Death.
Over the past twelve years, I’ve dealt with death. The death of my father. The death of my mother. Unrelated and separated by almost a decade, I was just coming out of the effects of my dad’s sickness when the nightmare of my mother’s illness and subsequent trauma began.
Grief.
Everyone experiences it differently, often informed by the details and situations surrounding it. For me, it’s like a ten-ton truck hitting me right in the chest. Silly metaphors are so often overused in the vain attempt to describe the indescribable.
The randomness makes functioning almost impossible at times. I used to love springtime. Warm rains, wildflowers. Not too hot, just cold enough to still bundle up in sweaters and boots. Lazy days spent just reading. Now it feels like living in a Huxleyan world — the high-functioning nature of society and daily life just a cheap veneer covering the horror underneath. April and May. The two most inner circles of hell. Years have passed, but the pain and trauma are just as strong, maybe stronger. I randomly cry, choking and trying to get air past the weight on my chest. It hurts under my skin. It hurts in my bones.
Pain.
Clawing from the inside up into my throat. Like a torturous mimic of a hug, making it impossible to breathe. Embarrassing, uncontrollable sobbing — the sweet feeling of release followed immediately by the sickening butterflies of despair in my gut. Despair because I know it’s not going away any time soon.

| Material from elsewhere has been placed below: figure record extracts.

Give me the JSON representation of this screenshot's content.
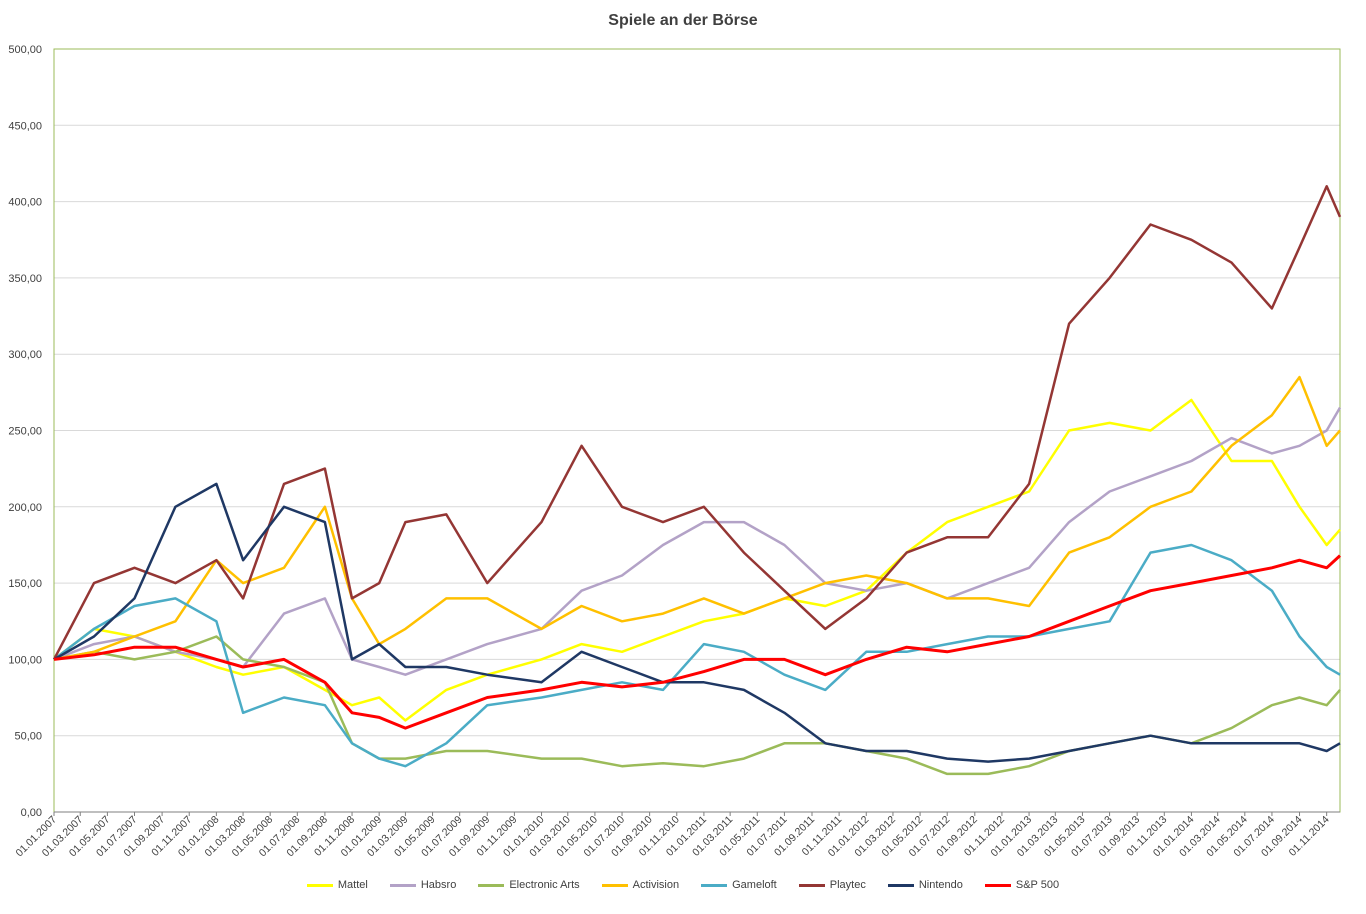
{
  "chart_data": {
    "type": "line",
    "title": "Spiele an der Börse",
    "xlabel": "",
    "ylabel": "",
    "ylim": [
      0,
      500
    ],
    "y_ticks": [
      "0,00",
      "50,00",
      "100,00",
      "150,00",
      "200,00",
      "250,00",
      "300,00",
      "350,00",
      "400,00",
      "450,00",
      "500,00"
    ],
    "x_ticks": [
      "01.01.2007",
      "01.03.2007",
      "01.05.2007",
      "01.07.2007",
      "01.09.2007",
      "01.11.2007",
      "01.01.2008",
      "01.03.2008",
      "01.05.2008",
      "01.07.2008",
      "01.09.2008",
      "01.11.2008",
      "01.01.2009",
      "01.03.2009",
      "01.05.2009",
      "01.07.2009",
      "01.09.2009",
      "01.11.2009",
      "01.01.2010",
      "01.03.2010",
      "01.05.2010",
      "01.07.2010",
      "01.09.2010",
      "01.11.2010",
      "01.01.2011",
      "01.03.2011",
      "01.05.2011",
      "01.07.2011",
      "01.09.2011",
      "01.11.2011",
      "01.01.2012",
      "01.03.2012",
      "01.05.2012",
      "01.07.2012",
      "01.09.2012",
      "01.11.2012",
      "01.01.2013",
      "01.03.2013",
      "01.05.2013",
      "01.07.2013",
      "01.09.2013",
      "01.11.2013",
      "01.01.2014",
      "01.03.2014",
      "01.05.2014",
      "01.07.2014",
      "01.09.2014",
      "01.11.2014"
    ],
    "x_range": [
      "2007-01-01",
      "2014-12-01"
    ],
    "grid": true,
    "legend_position": "bottom",
    "series": [
      {
        "name": "Mattel",
        "color": "#ffff00",
        "x": [
          "2007-01-01",
          "2007-04-01",
          "2007-07-01",
          "2007-10-01",
          "2008-01-01",
          "2008-03-01",
          "2008-06-01",
          "2008-09-01",
          "2008-11-01",
          "2009-01-01",
          "2009-03-01",
          "2009-06-01",
          "2009-09-01",
          "2010-01-01",
          "2010-04-01",
          "2010-07-01",
          "2010-10-01",
          "2011-01-01",
          "2011-04-01",
          "2011-07-01",
          "2011-10-01",
          "2012-01-01",
          "2012-04-01",
          "2012-07-01",
          "2012-10-01",
          "2013-01-01",
          "2013-04-01",
          "2013-07-01",
          "2013-10-01",
          "2014-01-01",
          "2014-04-01",
          "2014-07-01",
          "2014-09-01",
          "2014-11-01",
          "2014-12-01"
        ],
        "values": [
          100,
          120,
          115,
          105,
          95,
          90,
          95,
          80,
          70,
          75,
          60,
          80,
          90,
          100,
          110,
          105,
          115,
          125,
          130,
          140,
          135,
          145,
          170,
          190,
          200,
          210,
          250,
          255,
          250,
          270,
          230,
          230,
          200,
          175,
          185
        ]
      },
      {
        "name": "Habsro",
        "color": "#b3a2c7",
        "x": [
          "2007-01-01",
          "2007-04-01",
          "2007-07-01",
          "2007-10-01",
          "2008-01-01",
          "2008-03-01",
          "2008-06-01",
          "2008-09-01",
          "2008-11-01",
          "2009-01-01",
          "2009-03-01",
          "2009-06-01",
          "2009-09-01",
          "2010-01-01",
          "2010-04-01",
          "2010-07-01",
          "2010-10-01",
          "2011-01-01",
          "2011-04-01",
          "2011-07-01",
          "2011-10-01",
          "2012-01-01",
          "2012-04-01",
          "2012-07-01",
          "2012-10-01",
          "2013-01-01",
          "2013-04-01",
          "2013-07-01",
          "2013-10-01",
          "2014-01-01",
          "2014-04-01",
          "2014-07-01",
          "2014-09-01",
          "2014-11-01",
          "2014-12-01"
        ],
        "values": [
          100,
          110,
          115,
          105,
          100,
          95,
          130,
          140,
          100,
          95,
          90,
          100,
          110,
          120,
          145,
          155,
          175,
          190,
          190,
          175,
          150,
          145,
          150,
          140,
          150,
          160,
          190,
          210,
          220,
          230,
          245,
          235,
          240,
          250,
          265
        ]
      },
      {
        "name": "Electronic Arts",
        "color": "#9bbb59",
        "x": [
          "2007-01-01",
          "2007-04-01",
          "2007-07-01",
          "2007-10-01",
          "2008-01-01",
          "2008-03-01",
          "2008-06-01",
          "2008-09-01",
          "2008-11-01",
          "2009-01-01",
          "2009-03-01",
          "2009-06-01",
          "2009-09-01",
          "2010-01-01",
          "2010-04-01",
          "2010-07-01",
          "2010-10-01",
          "2011-01-01",
          "2011-04-01",
          "2011-07-01",
          "2011-10-01",
          "2012-01-01",
          "2012-04-01",
          "2012-07-01",
          "2012-10-01",
          "2013-01-01",
          "2013-04-01",
          "2013-07-01",
          "2013-10-01",
          "2014-01-01",
          "2014-04-01",
          "2014-07-01",
          "2014-09-01",
          "2014-11-01",
          "2014-12-01"
        ],
        "values": [
          100,
          105,
          100,
          105,
          115,
          100,
          95,
          85,
          45,
          35,
          35,
          40,
          40,
          35,
          35,
          30,
          32,
          30,
          35,
          45,
          45,
          40,
          35,
          25,
          25,
          30,
          40,
          45,
          50,
          45,
          55,
          70,
          75,
          70,
          80
        ]
      },
      {
        "name": "Activision",
        "color": "#ffc000",
        "x": [
          "2007-01-01",
          "2007-04-01",
          "2007-07-01",
          "2007-10-01",
          "2008-01-01",
          "2008-03-01",
          "2008-06-01",
          "2008-09-01",
          "2008-11-01",
          "2009-01-01",
          "2009-03-01",
          "2009-06-01",
          "2009-09-01",
          "2010-01-01",
          "2010-04-01",
          "2010-07-01",
          "2010-10-01",
          "2011-01-01",
          "2011-04-01",
          "2011-07-01",
          "2011-10-01",
          "2012-01-01",
          "2012-04-01",
          "2012-07-01",
          "2012-10-01",
          "2013-01-01",
          "2013-04-01",
          "2013-07-01",
          "2013-10-01",
          "2014-01-01",
          "2014-04-01",
          "2014-07-01",
          "2014-09-01",
          "2014-11-01",
          "2014-12-01"
        ],
        "values": [
          100,
          105,
          115,
          125,
          165,
          150,
          160,
          200,
          140,
          110,
          120,
          140,
          140,
          120,
          135,
          125,
          130,
          140,
          130,
          140,
          150,
          155,
          150,
          140,
          140,
          135,
          170,
          180,
          200,
          210,
          240,
          260,
          285,
          240,
          250
        ]
      },
      {
        "name": "Gameloft",
        "color": "#4bacc6",
        "x": [
          "2007-01-01",
          "2007-04-01",
          "2007-07-01",
          "2007-10-01",
          "2008-01-01",
          "2008-03-01",
          "2008-06-01",
          "2008-09-01",
          "2008-11-01",
          "2009-01-01",
          "2009-03-01",
          "2009-06-01",
          "2009-09-01",
          "2010-01-01",
          "2010-04-01",
          "2010-07-01",
          "2010-10-01",
          "2011-01-01",
          "2011-04-01",
          "2011-07-01",
          "2011-10-01",
          "2012-01-01",
          "2012-04-01",
          "2012-07-01",
          "2012-10-01",
          "2013-01-01",
          "2013-04-01",
          "2013-07-01",
          "2013-10-01",
          "2014-01-01",
          "2014-04-01",
          "2014-07-01",
          "2014-09-01",
          "2014-11-01",
          "2014-12-01"
        ],
        "values": [
          100,
          120,
          135,
          140,
          125,
          65,
          75,
          70,
          45,
          35,
          30,
          45,
          70,
          75,
          80,
          85,
          80,
          110,
          105,
          90,
          80,
          105,
          105,
          110,
          115,
          115,
          120,
          125,
          170,
          175,
          165,
          145,
          115,
          95,
          90
        ]
      },
      {
        "name": "Playtec",
        "color": "#943634",
        "x": [
          "2007-01-01",
          "2007-04-01",
          "2007-07-01",
          "2007-10-01",
          "2008-01-01",
          "2008-03-01",
          "2008-06-01",
          "2008-09-01",
          "2008-11-01",
          "2009-01-01",
          "2009-03-01",
          "2009-06-01",
          "2009-09-01",
          "2010-01-01",
          "2010-04-01",
          "2010-07-01",
          "2010-10-01",
          "2011-01-01",
          "2011-04-01",
          "2011-07-01",
          "2011-10-01",
          "2012-01-01",
          "2012-04-01",
          "2012-07-01",
          "2012-10-01",
          "2013-01-01",
          "2013-04-01",
          "2013-07-01",
          "2013-10-01",
          "2014-01-01",
          "2014-04-01",
          "2014-07-01",
          "2014-09-01",
          "2014-11-01",
          "2014-12-01"
        ],
        "values": [
          100,
          150,
          160,
          150,
          165,
          140,
          215,
          225,
          140,
          150,
          190,
          195,
          150,
          190,
          240,
          200,
          190,
          200,
          170,
          145,
          120,
          140,
          170,
          180,
          180,
          215,
          320,
          350,
          385,
          375,
          360,
          330,
          370,
          410,
          390
        ]
      },
      {
        "name": "Nintendo",
        "color": "#1f3864",
        "x": [
          "2007-01-01",
          "2007-04-01",
          "2007-07-01",
          "2007-10-01",
          "2008-01-01",
          "2008-03-01",
          "2008-06-01",
          "2008-09-01",
          "2008-11-01",
          "2009-01-01",
          "2009-03-01",
          "2009-06-01",
          "2009-09-01",
          "2010-01-01",
          "2010-04-01",
          "2010-07-01",
          "2010-10-01",
          "2011-01-01",
          "2011-04-01",
          "2011-07-01",
          "2011-10-01",
          "2012-01-01",
          "2012-04-01",
          "2012-07-01",
          "2012-10-01",
          "2013-01-01",
          "2013-04-01",
          "2013-07-01",
          "2013-10-01",
          "2014-01-01",
          "2014-04-01",
          "2014-07-01",
          "2014-09-01",
          "2014-11-01",
          "2014-12-01"
        ],
        "values": [
          100,
          115,
          140,
          200,
          215,
          165,
          200,
          190,
          100,
          110,
          95,
          95,
          90,
          85,
          105,
          95,
          85,
          85,
          80,
          65,
          45,
          40,
          40,
          35,
          33,
          35,
          40,
          45,
          50,
          45,
          45,
          45,
          45,
          40,
          45
        ]
      },
      {
        "name": "S&P 500",
        "color": "#ff0000",
        "x": [
          "2007-01-01",
          "2007-04-01",
          "2007-07-01",
          "2007-10-01",
          "2008-01-01",
          "2008-03-01",
          "2008-06-01",
          "2008-09-01",
          "2008-11-01",
          "2009-01-01",
          "2009-03-01",
          "2009-06-01",
          "2009-09-01",
          "2010-01-01",
          "2010-04-01",
          "2010-07-01",
          "2010-10-01",
          "2011-01-01",
          "2011-04-01",
          "2011-07-01",
          "2011-10-01",
          "2012-01-01",
          "2012-04-01",
          "2012-07-01",
          "2012-10-01",
          "2013-01-01",
          "2013-04-01",
          "2013-07-01",
          "2013-10-01",
          "2014-01-01",
          "2014-04-01",
          "2014-07-01",
          "2014-09-01",
          "2014-11-01",
          "2014-12-01"
        ],
        "values": [
          100,
          103,
          108,
          108,
          100,
          95,
          100,
          85,
          65,
          62,
          55,
          65,
          75,
          80,
          85,
          82,
          85,
          92,
          100,
          100,
          90,
          100,
          108,
          105,
          110,
          115,
          125,
          135,
          145,
          150,
          155,
          160,
          165,
          160,
          168
        ]
      }
    ]
  }
}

It’s not the pain of losing my parents. That pain, the pain of not having them in my life, has transformed with time. I have learned to exist without them, to not acutely feel the label of orphan and all that word defines. What crushes me, what continues to leave me a blubbering mess, is the trauma that came with it. The core of it is in the memories of what I witnessed and what I had to do. In the overwhelming feeling that I had failed big time. That I let my dad suffer. That I killed my mom.
Abandonment.
In losing my mom, I lost the last piece of what I had always defined as a family. Over time, reality had slowly chipped away at the fairytale picture of my family I had in my head growing up. A big, close extended family. Generations of support and love. What a joke. My mom’s illness and death tore away the last vestiges of that. The reality? Scapegoating. Lies and psychological torture dragging out over several years. Silence. In the end, only my little sister stood by me.
Panic Attack
I tell myself I’m being overly dramatic when it hits me. When I feel that dizziness, that suffocating weight, the simultaneous stutter freezing of my heartbeat, I know that’s just me repeating what others had told me over the years — that by having strong emotions, something was wrong with me. Which, of course, just adds fuel to the attack. Fear feeding on the pain. Repeat. Maybe it’s true, but it doesn’t stop the feeling of drowning. It doesn’t make it any easier to breathe.